At 12:19 AM 2/21/2006, Robert Gentleman wrote:

>Bornman, Daniel M wrote:
> > Robert,
> >
> > After reading your response to my initial question, I do not believe you
> > addressed exactly what I attempted to describe.  Please pardon me for
> > not being clear.  I think your response assumed I was filtering on
> > unadjusted p-values then applying a correction such as Benjamini &
> > Hochberg to a reduced set.
> >
> > My question was rather on the validity of first filtering each gene
> > based on fold-change between two sample groups (i.e. controls vs
> > treated) then calculating a test-statistic, raw p-value and corrected
> > p-value on each gene that passed the fold-change filter.  I am worried
> > that using the group phenotype description to filter followed by
> > applying a p-value correction is unfairly reducing my multiple
> > comparison penalty.
>
>   It does, and it does not matter how you get there, using one test
>(fold change) to filter and a different test (t-test) for p-value
>correction does not really change the fact that if both tests make use
>of the same way to define samples, then there are problems with the
>interpretation.
>
> >
> > I propose that a less biased approach to fold-filtering would be to
> > filter probes based on the mean of the lower half versus the mean of the
> > upper half of expression values at each probe regardless of the
> > phenotype (non-specific).  This would surely (except in some instances
> > where a phenotype causes drastic expression changes) cause the
> > fold-filtered set to be larger and thus not unfairly decrease the
> > multiple comparison penalty when computing adjusted p-values.
> >
>
>    Well that is one thing, but really IMHO, you are better off filtering
>on variance than some rather arbitrary division into two groups (why 1/2
>- many of the classification problems I deal with are very unbalanced
>and 1/2 would be a pretty bad choice). And, it is variation that is
>important (whence ANOVA - ANalysis Of VAriance).
>
>   Best wishes,
>     Robert
>
> >
> > Thank You,
> > Daniel
> >
> >
> >
> > -----Original Message-----
> > From: Robert Gentleman [mailto:rgentlem at fhcrc.org]
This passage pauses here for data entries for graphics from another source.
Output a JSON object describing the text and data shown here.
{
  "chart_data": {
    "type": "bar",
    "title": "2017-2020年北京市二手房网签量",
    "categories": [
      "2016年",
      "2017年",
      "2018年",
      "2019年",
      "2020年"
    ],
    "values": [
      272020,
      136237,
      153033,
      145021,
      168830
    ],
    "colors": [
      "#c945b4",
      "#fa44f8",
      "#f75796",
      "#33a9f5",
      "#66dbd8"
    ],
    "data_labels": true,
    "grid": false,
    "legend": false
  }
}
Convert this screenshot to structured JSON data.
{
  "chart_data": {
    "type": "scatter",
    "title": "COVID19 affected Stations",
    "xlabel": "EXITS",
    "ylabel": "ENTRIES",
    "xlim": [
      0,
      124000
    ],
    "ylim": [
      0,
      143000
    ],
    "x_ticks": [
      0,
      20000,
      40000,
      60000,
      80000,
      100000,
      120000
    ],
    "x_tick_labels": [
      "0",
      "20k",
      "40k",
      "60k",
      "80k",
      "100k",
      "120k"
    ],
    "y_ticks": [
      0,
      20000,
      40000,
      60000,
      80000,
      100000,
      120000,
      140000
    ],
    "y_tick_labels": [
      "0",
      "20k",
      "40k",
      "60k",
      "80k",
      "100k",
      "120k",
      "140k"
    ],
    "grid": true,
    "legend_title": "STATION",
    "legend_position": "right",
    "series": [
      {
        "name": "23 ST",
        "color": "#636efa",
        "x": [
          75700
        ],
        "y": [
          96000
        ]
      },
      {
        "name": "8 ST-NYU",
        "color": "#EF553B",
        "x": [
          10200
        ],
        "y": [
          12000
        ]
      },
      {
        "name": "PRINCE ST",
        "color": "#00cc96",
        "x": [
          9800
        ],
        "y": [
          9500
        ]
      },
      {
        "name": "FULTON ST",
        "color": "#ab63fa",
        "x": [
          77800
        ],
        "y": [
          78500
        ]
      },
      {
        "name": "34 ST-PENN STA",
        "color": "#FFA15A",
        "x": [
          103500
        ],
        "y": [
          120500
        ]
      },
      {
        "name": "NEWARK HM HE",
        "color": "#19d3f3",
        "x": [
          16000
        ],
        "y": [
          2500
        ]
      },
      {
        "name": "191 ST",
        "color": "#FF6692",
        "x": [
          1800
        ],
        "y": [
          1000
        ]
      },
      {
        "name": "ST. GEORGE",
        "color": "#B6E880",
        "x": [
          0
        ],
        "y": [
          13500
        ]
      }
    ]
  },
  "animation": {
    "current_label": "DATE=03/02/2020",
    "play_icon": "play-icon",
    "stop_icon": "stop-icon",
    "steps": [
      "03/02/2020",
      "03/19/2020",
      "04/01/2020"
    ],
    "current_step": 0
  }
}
> > Sent: Saturday, February 18, 2006 12:57 PM
> > To: Bornman, Daniel M
> > Subject: Re: [BioC] Invalid fold-filter
> >
> > Hi Daniel,
> >   I hope not, it is as you have noted a flawed approach.
> >
> > best wishes
> >    Robert
> >
> > Bornman, Daniel M wrote:
> >
> >>I of course agree that filtering on a variable (phenotype) that will
> >>be used later to calculate adjusted p-values is flawed and therefore
> >>it is not a method I would implement; however, it seems that many that
> >
> >
> >>describe fold-filtering are doing just that.
> >>Thank you for your response.
> >>
> >>-----Original Message-----
> >>From: Robert Gentleman [mailto:rgentlem at fhcrc.org]
> >>Sent: Friday, February 17, 2006 2:15 PM
> >>To: Bornman, Daniel M
> >>Cc: bioconductor at stat.math.ethz.ch
> >>Subject: Re: [BioC] Invalid fold-filter
> >>
> >>
> >>
> >>Bornman, Daniel M wrote:
> >>
> >>
> >>>Dear BioC Folks,
> >>>
> >>>As a bioinformatician within a Statistics department I often consult
> >>>with real statisticians about the most appropriate test to apply to
> >>>our microarray experiments.  One issue that is being debated among our
> >>
> >>
> >>>statisticians is whether some types of fold-filtering may be invalid
> >>>or biased in nature.  The types of fold-filtering in question are
> >>>those that tend to NOT be non-specific.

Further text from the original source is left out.